His video footage of one swimming around his boat one kilometre off the Waiongona rivermouth last year is the most recent evidence they exist in Taranaki waters.
The footage is fodder to those who support extending the coastal set net ban from 7km to 13km to protect the species and damning evidence against those who deny Mauis live along the Taranaki coast.
"It was so friendly. It was unbelievable. I was always a disbeliever because I have fished here for 40 years and never seen one. It was so small you could have picked it up out of the water," Mr O'Donnell said.
For 10 minutes the dolphin swam around the boat and using his mobile phone Mr O'Donnell captured about 30 seconds of video footage of the rare animal.
Without the footage he would not have gone public with the sighting for fear of being labelled a crackpot, he said.
As it is, his new stance against set netting in Taranaki coastal waters means fewer fish on his dinner plate and puts him out of step with his mates who continue the practice.
Mr O'Donnell said he knew of an incident in which a Maui dolphin was killed in a set net, but that was more than 10 years ago. There have been no reports of Maui's dolphin being caught in commercial gill nets in Taranaki waters since set net restrictions were put in place.

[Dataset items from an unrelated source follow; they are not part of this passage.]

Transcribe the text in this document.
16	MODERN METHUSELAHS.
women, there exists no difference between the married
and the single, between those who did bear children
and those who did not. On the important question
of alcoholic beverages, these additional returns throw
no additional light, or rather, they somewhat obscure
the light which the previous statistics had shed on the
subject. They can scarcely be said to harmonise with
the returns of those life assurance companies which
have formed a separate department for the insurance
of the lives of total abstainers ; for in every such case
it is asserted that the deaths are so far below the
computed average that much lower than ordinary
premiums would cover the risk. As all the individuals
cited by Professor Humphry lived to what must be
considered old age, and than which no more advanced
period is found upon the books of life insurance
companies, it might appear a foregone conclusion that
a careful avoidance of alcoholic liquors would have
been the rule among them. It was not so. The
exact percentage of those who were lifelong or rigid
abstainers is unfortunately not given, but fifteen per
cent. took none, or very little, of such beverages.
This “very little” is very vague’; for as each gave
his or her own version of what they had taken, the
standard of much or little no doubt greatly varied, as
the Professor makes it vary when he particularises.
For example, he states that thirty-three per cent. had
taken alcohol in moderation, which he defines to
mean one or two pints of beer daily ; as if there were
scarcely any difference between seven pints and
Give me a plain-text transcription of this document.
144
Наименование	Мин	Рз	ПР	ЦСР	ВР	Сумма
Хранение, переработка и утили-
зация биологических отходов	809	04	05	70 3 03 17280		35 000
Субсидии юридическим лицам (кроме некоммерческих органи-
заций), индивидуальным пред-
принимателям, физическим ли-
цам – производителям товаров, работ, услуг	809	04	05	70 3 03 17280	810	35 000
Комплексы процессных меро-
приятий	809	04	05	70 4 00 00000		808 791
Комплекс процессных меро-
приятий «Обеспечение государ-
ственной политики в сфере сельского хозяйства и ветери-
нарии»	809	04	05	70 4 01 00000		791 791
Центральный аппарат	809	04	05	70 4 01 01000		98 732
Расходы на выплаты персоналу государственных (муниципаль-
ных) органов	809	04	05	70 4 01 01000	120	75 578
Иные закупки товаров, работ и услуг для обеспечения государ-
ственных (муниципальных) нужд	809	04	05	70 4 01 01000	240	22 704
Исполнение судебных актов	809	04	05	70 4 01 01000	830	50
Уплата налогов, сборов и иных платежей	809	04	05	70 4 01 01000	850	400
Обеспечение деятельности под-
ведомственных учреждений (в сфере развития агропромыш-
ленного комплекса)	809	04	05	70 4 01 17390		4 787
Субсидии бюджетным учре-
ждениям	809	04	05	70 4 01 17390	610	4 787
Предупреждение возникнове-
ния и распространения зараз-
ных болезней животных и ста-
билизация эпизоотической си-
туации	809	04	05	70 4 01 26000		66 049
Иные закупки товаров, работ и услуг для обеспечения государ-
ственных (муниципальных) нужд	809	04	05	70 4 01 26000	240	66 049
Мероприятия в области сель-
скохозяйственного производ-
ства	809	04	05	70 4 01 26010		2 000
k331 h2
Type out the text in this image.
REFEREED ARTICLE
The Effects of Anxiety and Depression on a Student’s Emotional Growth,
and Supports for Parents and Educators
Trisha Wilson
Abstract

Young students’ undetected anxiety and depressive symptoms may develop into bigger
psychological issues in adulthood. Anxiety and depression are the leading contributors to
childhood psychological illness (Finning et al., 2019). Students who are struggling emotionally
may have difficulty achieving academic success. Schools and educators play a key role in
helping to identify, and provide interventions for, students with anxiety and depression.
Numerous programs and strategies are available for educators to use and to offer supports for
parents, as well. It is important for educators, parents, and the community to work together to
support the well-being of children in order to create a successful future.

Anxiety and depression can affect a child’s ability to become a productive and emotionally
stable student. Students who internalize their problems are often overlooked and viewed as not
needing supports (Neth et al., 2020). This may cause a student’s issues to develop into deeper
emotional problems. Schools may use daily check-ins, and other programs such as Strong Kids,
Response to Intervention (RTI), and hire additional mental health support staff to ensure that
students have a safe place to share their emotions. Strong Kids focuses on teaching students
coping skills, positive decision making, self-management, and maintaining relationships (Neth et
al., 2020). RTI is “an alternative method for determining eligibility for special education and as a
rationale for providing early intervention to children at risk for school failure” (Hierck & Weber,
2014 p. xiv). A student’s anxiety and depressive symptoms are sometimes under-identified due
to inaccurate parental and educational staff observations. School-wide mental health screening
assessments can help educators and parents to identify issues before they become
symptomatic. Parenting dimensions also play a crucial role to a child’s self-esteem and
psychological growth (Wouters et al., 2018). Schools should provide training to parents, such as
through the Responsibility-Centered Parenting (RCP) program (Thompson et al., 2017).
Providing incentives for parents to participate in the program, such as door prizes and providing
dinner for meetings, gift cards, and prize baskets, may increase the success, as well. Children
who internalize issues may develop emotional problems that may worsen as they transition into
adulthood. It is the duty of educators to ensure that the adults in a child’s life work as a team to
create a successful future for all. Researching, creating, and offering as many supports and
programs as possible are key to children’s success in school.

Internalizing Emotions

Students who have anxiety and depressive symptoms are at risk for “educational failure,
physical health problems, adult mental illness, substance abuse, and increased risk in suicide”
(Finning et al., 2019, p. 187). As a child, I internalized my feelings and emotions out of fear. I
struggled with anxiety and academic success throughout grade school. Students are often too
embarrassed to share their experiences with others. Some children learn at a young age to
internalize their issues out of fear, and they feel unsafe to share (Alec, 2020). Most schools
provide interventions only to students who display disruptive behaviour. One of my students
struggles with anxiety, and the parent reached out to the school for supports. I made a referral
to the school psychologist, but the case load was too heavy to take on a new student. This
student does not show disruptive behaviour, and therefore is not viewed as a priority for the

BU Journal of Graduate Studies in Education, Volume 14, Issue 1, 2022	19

"My mates out there on the water, we have the odd bit of friendly banter. They say they hope I am going to buy their gill nets from them. I say, yeah, I will give you 10 cents a metre."
The Ministry of Fisheries received close to 1000 submissions on new measures to manage fishing-related threats to Maui and Hector dolphins in New Zealand coastal waters. The ministry previously indicated it favoured extending the set net ban along the north Taranaki coast to seven nautical miles (13km).